Sementara itu, Bupati Mandailing Natal Jafar Sukhairi Nasution menyayangkan peristiwa kecelakaan yang menyebabkan warganya keracunan. Meski Jafar juga tidak menampik bahwasanya proyek yang dioperatori PT Sorik Marapi Geothermal Power ini sebenarnya bisa memberikan maaf pada daerah.
Menurutnya proyek ini menyerap tenaga kerja lokal dan ada kontribusi ke daerah pembagian bonus produksi yang nilainya mencapai Rp1,9 miliar per tahunnya.
Meski begitu Jafar mendesak pemerintah pusat untuk mengkaji lagi keberadaan proyek tersebut. Pasalnya kecelakaan yang berulang kali terjadi, jika dibiarkan terus menerus akan merugikan masyarakat, sehingga harus dikaji ulang.
“Pemerintah pusat perlu melakukan kajian ulang, apalagi kali ini ada semburan lumpurnya. Dengan melihat kondisi lapangan, penting untuk dilihat bahwa kenyamanan dan keamanan wargalah yang utama. Maka pemerintah pusat harus mengkajinya ulang,” tegas Bupati
Proyek Ambisius Energi Terbarukan
Perlu diketahui bahwa pembangkit PLTP Sorik Marapi Madina ini merupakan proyek energi terbarukan pemerintah. Menurut catatan dari Direktorat Jenderal Energi Baru Terbarukan dan Konservasi Energi (EBTKE) proyek Sorik Marapi ini ditargetkan memproduksi listrik dengan kapasitas total sebesar 240 MW. Proyek ini merupakan bagian dari program 35.000 MW energi terbarukan.

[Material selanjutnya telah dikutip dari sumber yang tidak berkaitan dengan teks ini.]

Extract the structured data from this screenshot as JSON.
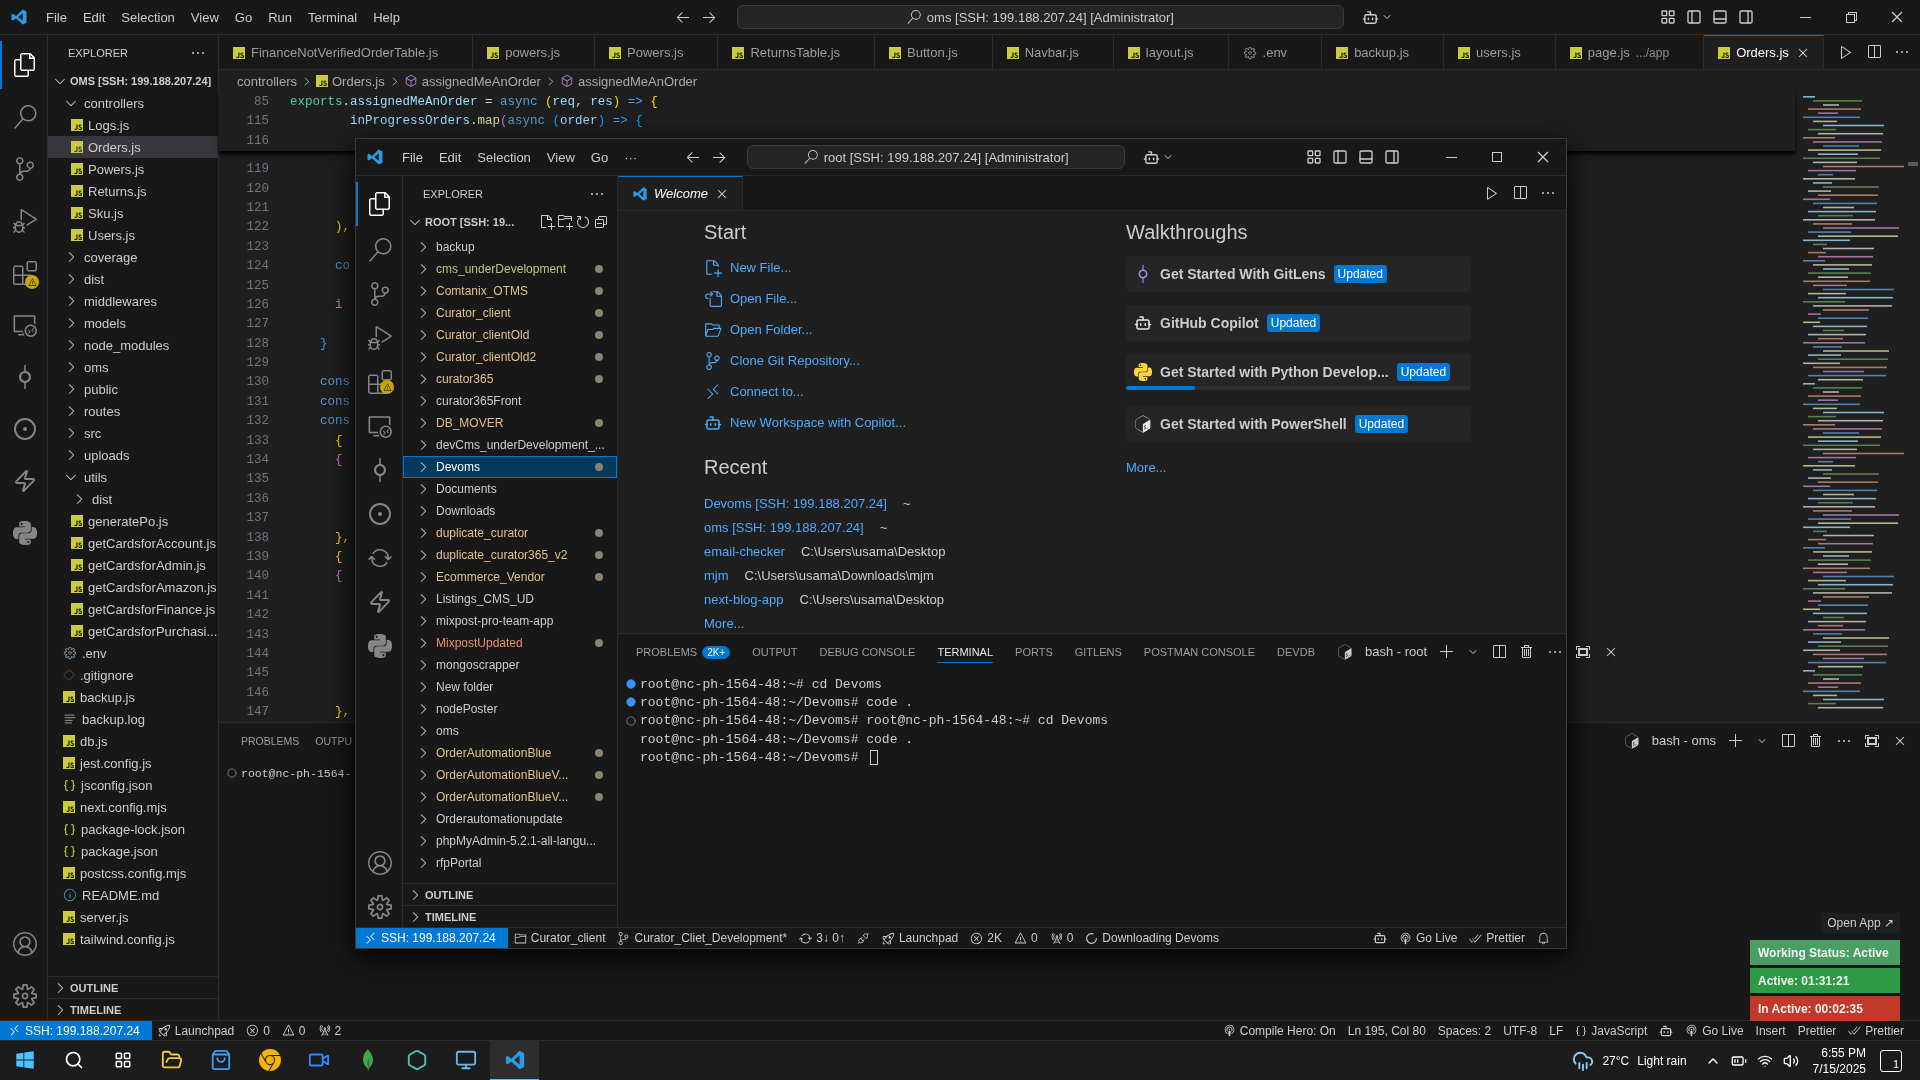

“Saya sangat mengapresiasi perkembangan yang telah dicapai oleh PT SMGP dalam 4 (empat) tahun terakhir terutama keberhasilan dalam menghubungkan Unit 1 sampai dengan 45 MW kepada jaringan PT PLN. Saya berharap agar Unit 2 PLTP Sorik Marapi dapat terkoneksi sesuai dengan jadwal dan tentu nya meningkatkan bauran energi di Indonesia,” ungkap Direktur Panas Bumi Ditjen EBTKE, Ida Nuryatin Finahari yang dikutip dari siaran pers ebtke.esdm.go.id.

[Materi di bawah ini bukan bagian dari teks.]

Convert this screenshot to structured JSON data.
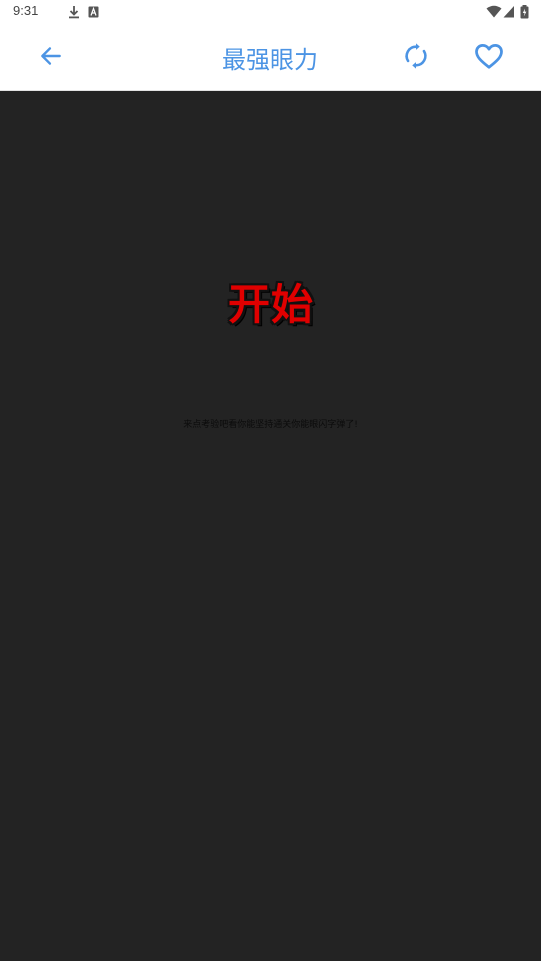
{
  "status_bar": {
    "time": "9:31",
    "icons": [
      "download-icon",
      "a-badge-icon",
      "wifi-icon",
      "signal-icon",
      "battery-icon"
    ]
  },
  "app_bar": {
    "title": "最强眼力",
    "accent_color": "#4c94e4",
    "back_icon": "arrow-left-icon",
    "refresh_icon": "refresh-icon",
    "favorite_icon": "heart-icon"
  },
  "game": {
    "background_color": "#232323",
    "start_label": "开始",
    "start_color": "#e00000",
    "hint": "来点考验吧看你能坚持通关你能眼闪字弹了!"
  }
}
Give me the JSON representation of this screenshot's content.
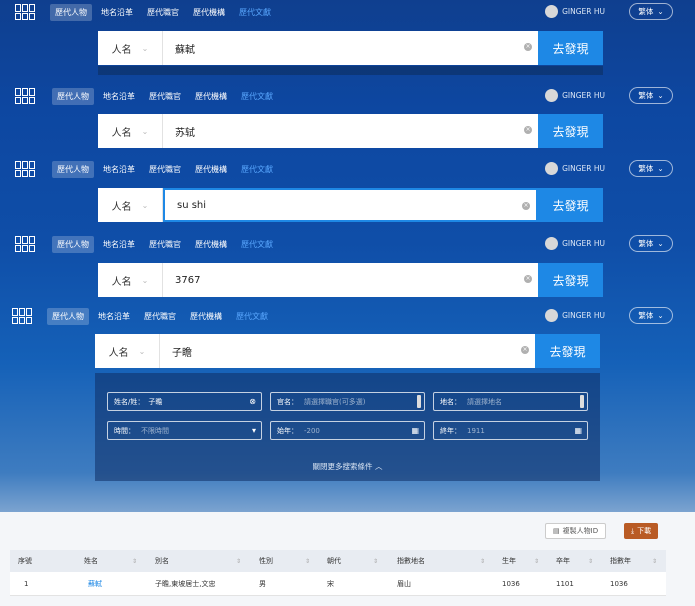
{
  "header": {
    "nav": [
      "歷代人物",
      "地名沿革",
      "歷代職官",
      "歷代機構",
      "歷代文獻"
    ],
    "user": "GINGER HU",
    "lang": "繁体"
  },
  "searches": [
    {
      "category": "人名",
      "value": "蘇軾"
    },
    {
      "category": "人名",
      "value": "苏轼"
    },
    {
      "category": "人名",
      "value": "su shi"
    },
    {
      "category": "人名",
      "value": "3767"
    },
    {
      "category": "人名",
      "value": "子瞻"
    }
  ],
  "search_button": "去發現",
  "advanced": {
    "name_label": "姓名/姓：",
    "name_value": "子瞻",
    "office_label": "官名：",
    "office_placeholder": "請選擇職官(可多選)",
    "place_label": "地名：",
    "place_placeholder": "請選擇地名",
    "time_label": "時間：",
    "time_placeholder": "不限時間",
    "start_label": "始年：",
    "start_placeholder": "-200",
    "end_label": "終年：",
    "end_placeholder": "1911",
    "collapse": "關閉更多搜索條件"
  },
  "results": {
    "copy_button": "複製人物ID",
    "download_button": "下載",
    "columns": [
      "序號",
      "姓名",
      "別名",
      "性別",
      "朝代",
      "指數地名",
      "生年",
      "卒年",
      "指數年"
    ],
    "rows": [
      {
        "index": "1",
        "name": "蘇軾",
        "alias": "子瞻,東坡居士,文忠",
        "gender": "男",
        "dynasty": "宋",
        "place": "眉山",
        "birth": "1036",
        "death": "1101",
        "index_year": "1036"
      }
    ]
  },
  "colors": {
    "accent": "#1e88e5",
    "download": "#b95b25",
    "bg": "#0d47a1"
  }
}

Sebagak catatan proyek ini dimulai pada pertengahan tahun 2016, selama tiga setengah tahun telah melakukan pengeboran pada 23 titik sumur pada 6 tapak pengeboran. Target awal yang telah dikerjakan pada unit 1 ini sebesar 45 MW pada akhir 2019, kemudian dilanjutkan unit 2 pada tahun 2020 sebesar 45 MW.
Sedikit tambahan PT Sorik Marapi ini sekitar 95% sahamnya dimiliki oleh KS Orka Renewables Pte Ltd, perusahaan pengembang dan operator panas bumi yang berbasis di Singapura.

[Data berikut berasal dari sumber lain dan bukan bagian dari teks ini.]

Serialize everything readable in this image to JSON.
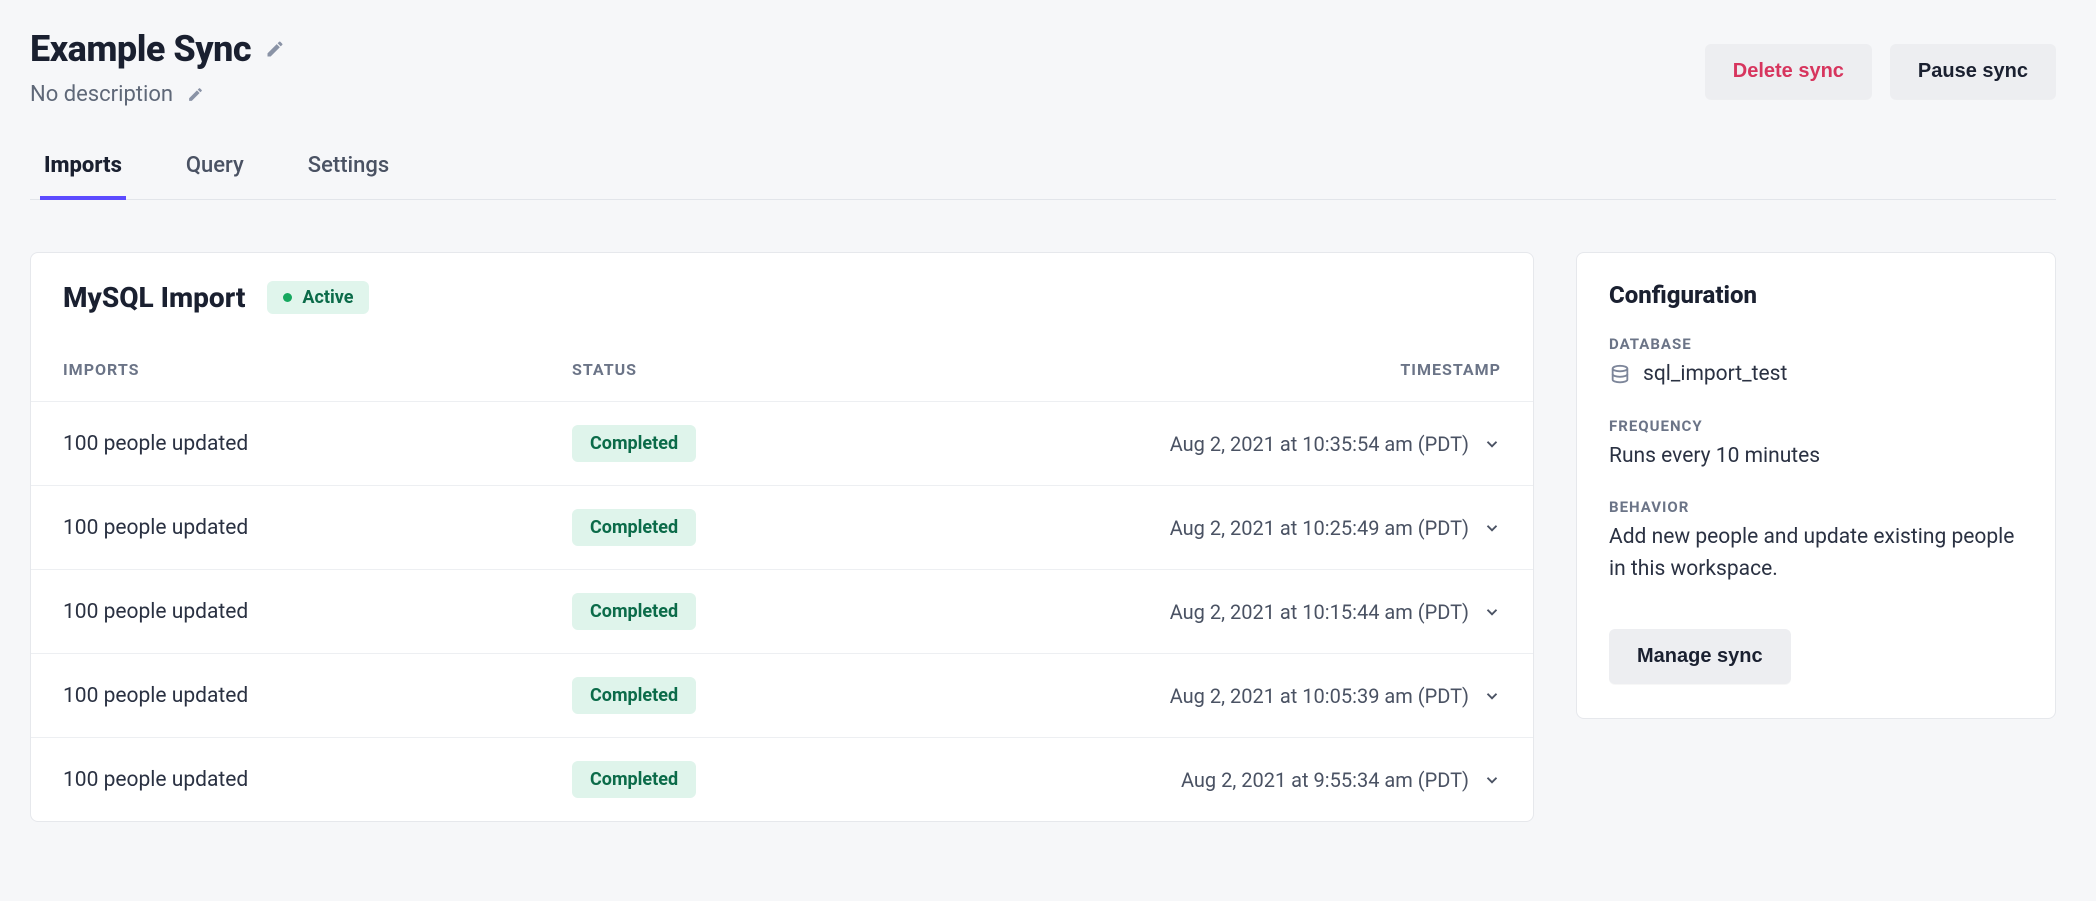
{
  "header": {
    "title": "Example Sync",
    "description": "No description",
    "delete_label": "Delete sync",
    "pause_label": "Pause sync"
  },
  "tabs": [
    {
      "label": "Imports",
      "active": true
    },
    {
      "label": "Query",
      "active": false
    },
    {
      "label": "Settings",
      "active": false
    }
  ],
  "imports_panel": {
    "title": "MySQL Import",
    "status_badge": "Active",
    "columns": {
      "imports": "IMPORTS",
      "status": "STATUS",
      "timestamp": "TIMESTAMP"
    },
    "rows": [
      {
        "imports": "100 people updated",
        "status": "Completed",
        "timestamp": "Aug 2, 2021 at 10:35:54 am (PDT)"
      },
      {
        "imports": "100 people updated",
        "status": "Completed",
        "timestamp": "Aug 2, 2021 at 10:25:49 am (PDT)"
      },
      {
        "imports": "100 people updated",
        "status": "Completed",
        "timestamp": "Aug 2, 2021 at 10:15:44 am (PDT)"
      },
      {
        "imports": "100 people updated",
        "status": "Completed",
        "timestamp": "Aug 2, 2021 at 10:05:39 am (PDT)"
      },
      {
        "imports": "100 people updated",
        "status": "Completed",
        "timestamp": "Aug 2, 2021 at 9:55:34 am (PDT)"
      }
    ]
  },
  "config": {
    "title": "Configuration",
    "database_label": "DATABASE",
    "database_value": "sql_import_test",
    "frequency_label": "FREQUENCY",
    "frequency_value": "Runs every 10 minutes",
    "behavior_label": "BEHAVIOR",
    "behavior_value": "Add new people and update existing people in this workspace.",
    "manage_label": "Manage sync"
  }
}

Meski telah beroperasi keberadaan PLTP Sorik Merapi meninggalkan sisi berlainan arah. Sekitar 10 dari 377 desa di Mandailing Natal hingga kini belum teraliri listrik.
Jika menelusuri pemberitaan pada rentang Juli dan Agustus 2021, terdapat nama-nama desa seperti Desa Banjar Lancat di Kecamatan Panyabungan Timur, lalu Desa Sopo Batu di Kecamatan Panyambungan, merupakan potret desa di Mandailing Natal yang belum teraliri listrik.
Menjadi Sorotan di Media Sosial dan Pemerhati Lingkungan
Pasca peristiwa semburan terjadi, di media sosial cukup ramai dijejali postingan video yang menceritakan peristiwa semburan lumpur dari tapak proyek PLTP Sorik Marapai. Mereka beramai-ramai mengkritisi proyek energi tersebut. Salah satunya dari Jaringan Advokasi Tambang (JATAM) Nasional.
Menurut JATAM peristiwa semburan ini tidak hanya menyebabkan warga harus masuk rumah sakit, tetapi semburan lumpur juga mengalir ke persawahan warga. Mereka juga mengatakan bahwa kecelakaan ini merupakan yang keempat kalinya dalam dua tahun terakhir.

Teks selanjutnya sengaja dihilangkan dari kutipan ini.